Hi everyone, in the little time I've played around with the data and made submissions I've noticed that the scoring function in the starter notebook gives better results in the LB when the total distance score ranges between 80 to 100 and a little over 100(at least for me). There are times I've scored a total distance of less than 20 using the function but the LB score wasn't pleasing compared with when the score function gave a higher total distance score, which I think should be the opposite(lower score using the function to give better LB score). So I think regardless of the scored total distance you get, you should make a submission since a lower scored distance does not guarantee a higher score on the LB and vice versa.
(If you have similar or different views feel free to comment.)
I have also experienced this. I've scored 32 using the scoring function but got a much worse results on the leaderboard.
Are you using clustering ??
The main difference is the period scored (and the number of crashes, which affects total distance).

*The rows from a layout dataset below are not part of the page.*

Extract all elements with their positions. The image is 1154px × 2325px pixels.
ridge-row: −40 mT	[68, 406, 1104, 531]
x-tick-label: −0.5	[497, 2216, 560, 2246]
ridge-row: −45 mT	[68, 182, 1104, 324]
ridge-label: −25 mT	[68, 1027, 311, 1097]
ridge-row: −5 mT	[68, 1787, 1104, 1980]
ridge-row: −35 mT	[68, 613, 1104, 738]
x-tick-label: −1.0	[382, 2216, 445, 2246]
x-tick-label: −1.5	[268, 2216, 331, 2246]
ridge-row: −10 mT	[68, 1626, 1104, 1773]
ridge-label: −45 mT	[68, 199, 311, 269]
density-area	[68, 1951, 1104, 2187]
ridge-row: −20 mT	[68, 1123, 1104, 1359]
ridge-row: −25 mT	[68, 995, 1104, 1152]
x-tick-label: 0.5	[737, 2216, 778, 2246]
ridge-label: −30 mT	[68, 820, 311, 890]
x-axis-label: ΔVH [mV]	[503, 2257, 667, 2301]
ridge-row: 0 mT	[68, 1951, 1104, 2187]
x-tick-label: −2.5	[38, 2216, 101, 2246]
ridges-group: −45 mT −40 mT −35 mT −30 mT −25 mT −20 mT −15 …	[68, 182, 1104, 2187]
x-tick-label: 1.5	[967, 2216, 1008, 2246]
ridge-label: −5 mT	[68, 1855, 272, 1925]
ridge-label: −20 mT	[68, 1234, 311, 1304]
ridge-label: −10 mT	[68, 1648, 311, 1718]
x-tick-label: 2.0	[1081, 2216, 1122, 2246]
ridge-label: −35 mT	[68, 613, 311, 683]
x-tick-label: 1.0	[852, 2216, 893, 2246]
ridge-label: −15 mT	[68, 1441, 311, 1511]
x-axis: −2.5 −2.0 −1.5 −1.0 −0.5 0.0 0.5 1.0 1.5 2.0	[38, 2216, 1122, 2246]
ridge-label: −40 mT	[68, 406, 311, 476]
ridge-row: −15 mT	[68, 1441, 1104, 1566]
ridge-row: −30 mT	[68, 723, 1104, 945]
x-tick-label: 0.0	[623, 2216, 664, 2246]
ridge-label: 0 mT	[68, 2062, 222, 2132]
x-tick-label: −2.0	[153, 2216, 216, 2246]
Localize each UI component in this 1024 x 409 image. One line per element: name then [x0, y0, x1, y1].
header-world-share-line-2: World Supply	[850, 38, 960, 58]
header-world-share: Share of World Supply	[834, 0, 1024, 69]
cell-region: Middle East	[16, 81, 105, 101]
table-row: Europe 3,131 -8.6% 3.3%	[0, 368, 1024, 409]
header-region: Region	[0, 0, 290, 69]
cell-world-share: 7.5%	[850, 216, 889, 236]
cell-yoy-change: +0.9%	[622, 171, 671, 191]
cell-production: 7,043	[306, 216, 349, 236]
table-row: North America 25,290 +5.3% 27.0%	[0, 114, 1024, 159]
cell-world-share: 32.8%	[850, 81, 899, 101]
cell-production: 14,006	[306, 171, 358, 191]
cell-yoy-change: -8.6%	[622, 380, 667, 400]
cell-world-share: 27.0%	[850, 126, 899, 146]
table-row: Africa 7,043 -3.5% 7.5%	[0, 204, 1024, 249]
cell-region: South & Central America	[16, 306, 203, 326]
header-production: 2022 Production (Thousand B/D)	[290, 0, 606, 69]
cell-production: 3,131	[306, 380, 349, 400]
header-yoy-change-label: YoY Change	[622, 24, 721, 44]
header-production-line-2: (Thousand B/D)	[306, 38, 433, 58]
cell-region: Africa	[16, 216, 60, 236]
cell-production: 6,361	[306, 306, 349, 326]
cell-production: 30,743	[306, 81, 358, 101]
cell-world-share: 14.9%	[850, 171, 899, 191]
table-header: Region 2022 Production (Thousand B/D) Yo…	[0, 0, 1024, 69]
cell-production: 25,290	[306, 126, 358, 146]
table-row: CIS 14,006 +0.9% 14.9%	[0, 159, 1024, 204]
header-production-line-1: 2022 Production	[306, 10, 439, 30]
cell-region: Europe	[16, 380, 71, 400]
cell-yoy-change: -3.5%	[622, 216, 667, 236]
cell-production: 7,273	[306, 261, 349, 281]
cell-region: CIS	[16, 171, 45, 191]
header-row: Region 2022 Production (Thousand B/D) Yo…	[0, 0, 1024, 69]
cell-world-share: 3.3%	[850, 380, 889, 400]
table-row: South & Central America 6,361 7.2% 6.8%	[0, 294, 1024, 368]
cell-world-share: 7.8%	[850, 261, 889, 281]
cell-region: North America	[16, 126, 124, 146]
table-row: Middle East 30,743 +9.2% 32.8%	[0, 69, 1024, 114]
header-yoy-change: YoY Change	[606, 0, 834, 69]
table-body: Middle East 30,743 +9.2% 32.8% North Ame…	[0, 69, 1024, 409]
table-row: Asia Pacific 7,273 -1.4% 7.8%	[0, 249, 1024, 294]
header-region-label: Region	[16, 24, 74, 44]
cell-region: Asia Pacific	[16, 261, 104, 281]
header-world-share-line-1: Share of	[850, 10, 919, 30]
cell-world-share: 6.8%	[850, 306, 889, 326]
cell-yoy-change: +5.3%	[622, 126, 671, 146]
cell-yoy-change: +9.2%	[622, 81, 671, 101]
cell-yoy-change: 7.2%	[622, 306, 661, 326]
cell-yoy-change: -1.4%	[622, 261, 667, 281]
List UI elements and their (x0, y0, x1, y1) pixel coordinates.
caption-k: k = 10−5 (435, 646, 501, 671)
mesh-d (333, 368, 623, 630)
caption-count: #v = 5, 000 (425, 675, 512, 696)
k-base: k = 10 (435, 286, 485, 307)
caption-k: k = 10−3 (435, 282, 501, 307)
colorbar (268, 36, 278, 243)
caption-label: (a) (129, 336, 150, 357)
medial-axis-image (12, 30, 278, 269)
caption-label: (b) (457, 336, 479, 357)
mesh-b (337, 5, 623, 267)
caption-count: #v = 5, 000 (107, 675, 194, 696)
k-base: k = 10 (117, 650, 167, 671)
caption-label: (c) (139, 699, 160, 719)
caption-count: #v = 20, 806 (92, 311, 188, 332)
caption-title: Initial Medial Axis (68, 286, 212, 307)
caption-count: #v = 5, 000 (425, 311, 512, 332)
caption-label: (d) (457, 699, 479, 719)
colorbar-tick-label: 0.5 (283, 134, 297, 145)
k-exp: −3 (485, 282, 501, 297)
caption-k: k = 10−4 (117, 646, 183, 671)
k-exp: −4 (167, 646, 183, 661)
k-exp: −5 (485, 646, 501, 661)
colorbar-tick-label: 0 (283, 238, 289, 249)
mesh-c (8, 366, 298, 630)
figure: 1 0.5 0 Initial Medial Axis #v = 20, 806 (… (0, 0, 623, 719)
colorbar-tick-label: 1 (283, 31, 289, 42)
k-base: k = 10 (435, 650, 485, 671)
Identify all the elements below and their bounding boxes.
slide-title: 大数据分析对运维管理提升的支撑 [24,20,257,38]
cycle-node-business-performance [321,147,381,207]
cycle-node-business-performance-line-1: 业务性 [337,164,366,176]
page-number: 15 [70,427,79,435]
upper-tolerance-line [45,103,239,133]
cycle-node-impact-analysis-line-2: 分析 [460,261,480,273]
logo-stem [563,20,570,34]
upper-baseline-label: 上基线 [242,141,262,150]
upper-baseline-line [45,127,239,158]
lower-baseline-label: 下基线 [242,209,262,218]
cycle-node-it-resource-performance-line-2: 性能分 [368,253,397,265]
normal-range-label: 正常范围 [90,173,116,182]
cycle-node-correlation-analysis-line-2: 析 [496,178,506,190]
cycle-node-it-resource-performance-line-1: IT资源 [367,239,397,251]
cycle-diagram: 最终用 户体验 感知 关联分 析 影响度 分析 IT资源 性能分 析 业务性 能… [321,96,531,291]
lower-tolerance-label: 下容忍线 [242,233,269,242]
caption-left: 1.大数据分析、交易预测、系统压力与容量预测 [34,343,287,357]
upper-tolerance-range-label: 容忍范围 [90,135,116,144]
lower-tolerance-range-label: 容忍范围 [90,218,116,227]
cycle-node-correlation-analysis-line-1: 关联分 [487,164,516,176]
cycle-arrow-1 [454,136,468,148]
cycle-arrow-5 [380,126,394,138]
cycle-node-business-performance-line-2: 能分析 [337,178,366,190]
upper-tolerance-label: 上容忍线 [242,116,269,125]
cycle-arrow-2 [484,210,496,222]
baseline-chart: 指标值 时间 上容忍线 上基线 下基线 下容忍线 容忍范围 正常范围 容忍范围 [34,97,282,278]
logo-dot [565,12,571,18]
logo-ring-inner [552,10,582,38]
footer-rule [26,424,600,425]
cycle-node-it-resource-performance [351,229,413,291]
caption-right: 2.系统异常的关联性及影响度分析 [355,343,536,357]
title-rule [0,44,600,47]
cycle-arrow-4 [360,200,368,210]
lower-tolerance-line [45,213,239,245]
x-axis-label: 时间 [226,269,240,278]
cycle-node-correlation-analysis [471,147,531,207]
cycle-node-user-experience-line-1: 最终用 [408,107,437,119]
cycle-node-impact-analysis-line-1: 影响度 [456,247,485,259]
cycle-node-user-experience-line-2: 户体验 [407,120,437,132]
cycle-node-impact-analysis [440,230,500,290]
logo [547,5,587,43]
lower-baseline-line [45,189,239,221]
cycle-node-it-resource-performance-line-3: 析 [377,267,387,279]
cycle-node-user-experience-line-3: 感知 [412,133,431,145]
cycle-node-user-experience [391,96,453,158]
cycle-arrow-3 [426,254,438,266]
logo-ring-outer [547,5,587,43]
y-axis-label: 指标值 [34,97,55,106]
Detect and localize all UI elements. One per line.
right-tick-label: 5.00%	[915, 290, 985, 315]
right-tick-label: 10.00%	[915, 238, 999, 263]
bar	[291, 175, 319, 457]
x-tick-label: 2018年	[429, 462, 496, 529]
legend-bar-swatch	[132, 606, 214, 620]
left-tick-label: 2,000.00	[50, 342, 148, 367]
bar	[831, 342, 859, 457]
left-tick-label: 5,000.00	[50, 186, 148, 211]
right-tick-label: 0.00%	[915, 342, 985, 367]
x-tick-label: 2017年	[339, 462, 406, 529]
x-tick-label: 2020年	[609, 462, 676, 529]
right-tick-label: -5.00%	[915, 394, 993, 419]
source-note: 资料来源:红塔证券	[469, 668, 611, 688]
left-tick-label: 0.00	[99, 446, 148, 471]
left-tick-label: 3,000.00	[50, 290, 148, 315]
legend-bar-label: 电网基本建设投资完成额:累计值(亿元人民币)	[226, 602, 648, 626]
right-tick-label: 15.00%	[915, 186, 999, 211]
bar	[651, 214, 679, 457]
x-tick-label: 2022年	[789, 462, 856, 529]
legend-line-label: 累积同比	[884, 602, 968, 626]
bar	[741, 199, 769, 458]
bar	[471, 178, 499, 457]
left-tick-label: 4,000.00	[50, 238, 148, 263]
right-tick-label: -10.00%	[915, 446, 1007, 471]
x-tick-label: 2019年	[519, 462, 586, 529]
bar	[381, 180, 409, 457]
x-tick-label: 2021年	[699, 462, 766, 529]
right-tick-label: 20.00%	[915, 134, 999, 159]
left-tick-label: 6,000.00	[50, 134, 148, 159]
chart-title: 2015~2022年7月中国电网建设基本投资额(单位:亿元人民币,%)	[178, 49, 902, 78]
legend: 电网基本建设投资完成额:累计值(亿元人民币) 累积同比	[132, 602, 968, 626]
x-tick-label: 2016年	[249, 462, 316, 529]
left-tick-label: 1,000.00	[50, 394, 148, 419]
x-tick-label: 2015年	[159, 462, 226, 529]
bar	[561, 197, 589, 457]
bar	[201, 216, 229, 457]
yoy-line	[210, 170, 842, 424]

So testing locally the local scoring is nice for comparison with other local models, but you're right it won't necessarily match the leaderboard.
It would seem to me that you are exploiting patterns in the local data to get a good score, that are not there for the entire population, i.e. overfitting. Have you divided the local data into a train/validate/test data set? You only ever look at the train data set, and use the test data set only to confirm/contradict that the model you chose based on the train data set, actually was a good model for unseen data from the population.